Retinoblastoma is a rare form of eye cancer that affects children. It is caused by a mutation in the RB1 gene, which is responsible for controlling cell growth and division. The mutation can be inherited from a parent or can occur spontaneously. Other risk factors include having a family history of retinoblastoma, being born prematurely, and having a weakened immune system.

The treatments for Retinoblastoma depend on the size and location of the tumor, as well as the age of the patient. Treatment options may include:

1. Laser therapy: A laser is used to destroy the tumor.

2. Cryotherapy: Extreme cold is used to freeze and destroy the tumor.

3. Radiation therapy: High-energy X-rays are used to destroy the tumor.

4. Chemotherapy: Drugs are used to kill the cancer cells.

5. Surgery: The tumor may be surgically removed.

6. Intra-arterial chemotherapy: Chemotherapy drugs are injected directly into the artery that supplies blood to the tumor.

7. Intra-vitreal chemotherapy: Chemotherapy drugs are injected directly into the eye.

8. Proton beam therapy:

1. Genetic predisposition: Retinoblastoma is most commonly caused by a genetic mutation that is passed down from a parent to a child.

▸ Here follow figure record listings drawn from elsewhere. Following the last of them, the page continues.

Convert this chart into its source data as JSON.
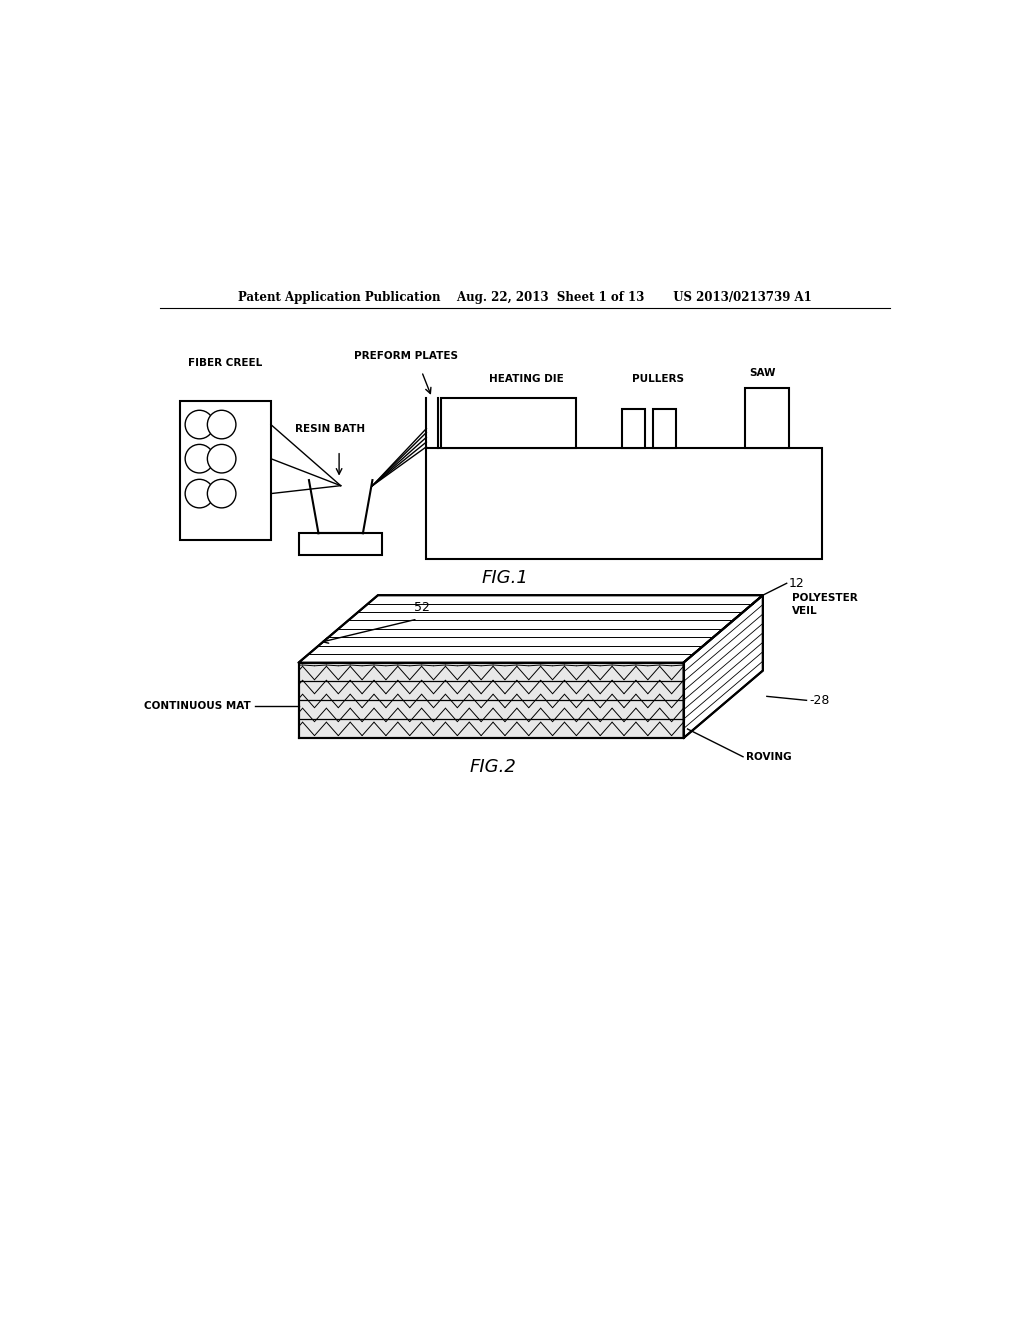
{
  "bg_color": "#ffffff",
  "text_color": "#000000",
  "line_color": "#000000",
  "header_text": "Patent Application Publication    Aug. 22, 2013  Sheet 1 of 13       US 2013/0213739 A1",
  "fig1_caption": "FIG.1",
  "fig2_caption": "FIG.2"
}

2. Family history: Children with a family history of retinoblastoma are at an increased risk of developing the disease.

3. Age: Retinoblastoma is most commonly diagnosed in children under the age of 5.

4. Race: Retinoblastoma is more common in certain racial groups, such as African Americans and Hispanics.

5. Premature birth: Children born prematurely are at an increased risk of developing retinoblastoma.

Yes, there are treatments available for retinoblastoma. Treatment options may include laser therapy, cryotherapy, radiation therapy, chemotherapy, and/or surgery. Medications used to treat retinoblastoma include vincristine, carboplatin, etoposide, and topotecan.